Q) Angle between $px+qy+12=0$ and $px+qy+20=0$ is-

(a) $\frac{\pi}{3}$

(b) $\frac{\pi}{2}$

(c) $\pi$

(d) None of the above

My attempt:

$$\tan\theta=\pm\frac{m_1-m_2}{1+m_1m_2}$$

$$\tan\theta=\pm\frac{-\frac{p}{q}+\frac{p}{q}}{1+\frac{p^2}{q^2}}$$

$$\tan\theta=0$$

$$\tan\theta=n\pi,n\in \mathbb{Z}$$

Now, $\theta=0,\pi,...$

There is $\pi$ in (c), so I'll go with (c). The third-party question bank agrees with me that (c) is the correct answer. However, I saw the following on the internet:

An angle is formed when one line intersect another line in some specific manner . And the degree of the angle is determined by how the lines intersect each other .

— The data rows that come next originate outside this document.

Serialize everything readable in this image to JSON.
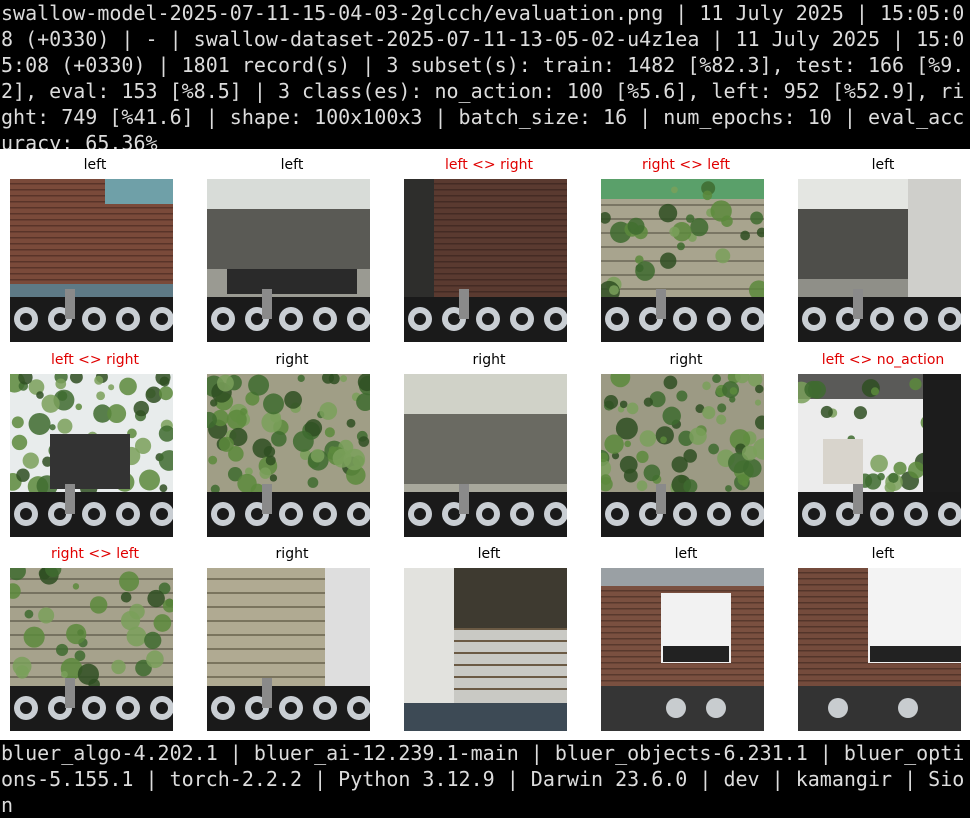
{
  "header": {
    "text": "swallow-model-2025-07-11-15-04-03-2glcch/evaluation.png | 11 July 2025 | 15:05:08 (+0330) | - | swallow-dataset-2025-07-11-13-05-02-u4z1ea | 11 July 2025 | 15:05:08 (+0330) | 1801 record(s) | 3 subset(s): train: 1482 [%82.3], test: 166 [%9.2], eval: 153 [%8.5] | 3 class(es): no_action: 100 [%5.6], left: 952 [%52.9], right: 749 [%41.6] | shape: 100x100x3 | batch_size: 16 | num_epochs: 10 | eval_accuracy: 65.36%"
  },
  "footer": {
    "text": "bluer_algo-4.202.1 | bluer_ai-12.239.1-main | bluer_objects-6.231.1 | bluer_options-5.155.1 | torch-2.2.2 | Python 3.12.9 | Darwin 23.6.0 | dev | kamangir | Sion"
  },
  "colors": {
    "correct_label": "#000000",
    "wrong_label": "#e00000"
  },
  "samples": [
    {
      "label": "left",
      "mismatch": false,
      "scene": "brick-wall"
    },
    {
      "label": "left",
      "mismatch": false,
      "scene": "garage-ceiling"
    },
    {
      "label": "left <> right",
      "mismatch": true,
      "scene": "dark-brick"
    },
    {
      "label": "right <> left",
      "mismatch": true,
      "scene": "plant-wall"
    },
    {
      "label": "left",
      "mismatch": false,
      "scene": "garage-bright"
    },
    {
      "label": "left <> right",
      "mismatch": true,
      "scene": "garden-view"
    },
    {
      "label": "right",
      "mismatch": false,
      "scene": "leafy-wall"
    },
    {
      "label": "right",
      "mismatch": false,
      "scene": "garage-dim"
    },
    {
      "label": "right",
      "mismatch": false,
      "scene": "leafy-wall-2"
    },
    {
      "label": "left <> no_action",
      "mismatch": true,
      "scene": "garage-garden"
    },
    {
      "label": "right <> left",
      "mismatch": true,
      "scene": "plant-wall-2"
    },
    {
      "label": "right",
      "mismatch": false,
      "scene": "wall-door"
    },
    {
      "label": "left",
      "mismatch": false,
      "scene": "fence-corner"
    },
    {
      "label": "left",
      "mismatch": false,
      "scene": "white-car"
    },
    {
      "label": "left",
      "mismatch": false,
      "scene": "white-car-2"
    }
  ]
}
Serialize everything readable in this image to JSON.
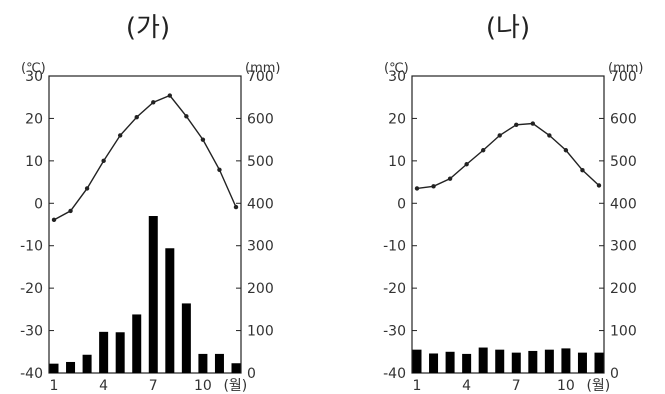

Two parellel line never intersect each other . So no angle is formed between them .

So its safe to say the angle between two lines is undefined or zero degrees.

As "undefined" or "0" has not been given in the options, should I go with (d)?

Answer 1

From my Answer to your previous Question:

“when two straight lines intersect, the angle between them is uniquely specified by some angle in $\mathbf{[0,90^\circ].}$ This is in fact the standard way to specify the angle between two straight lines.”

Adding to that:

• the angle between two coincident lines is $\mathbf{0^\circ},$ while
• the angle between two parallel lines is undefined.

On the other hand, the angle between two nonzero Euclidean vectors sharing a common $n$-dimensional space is always defined (and lying in $[0,180^\circ]$), since these vectors are “portable” in space.

Answer 2

Yes. The lines are parallel, so the answer is "none of the above".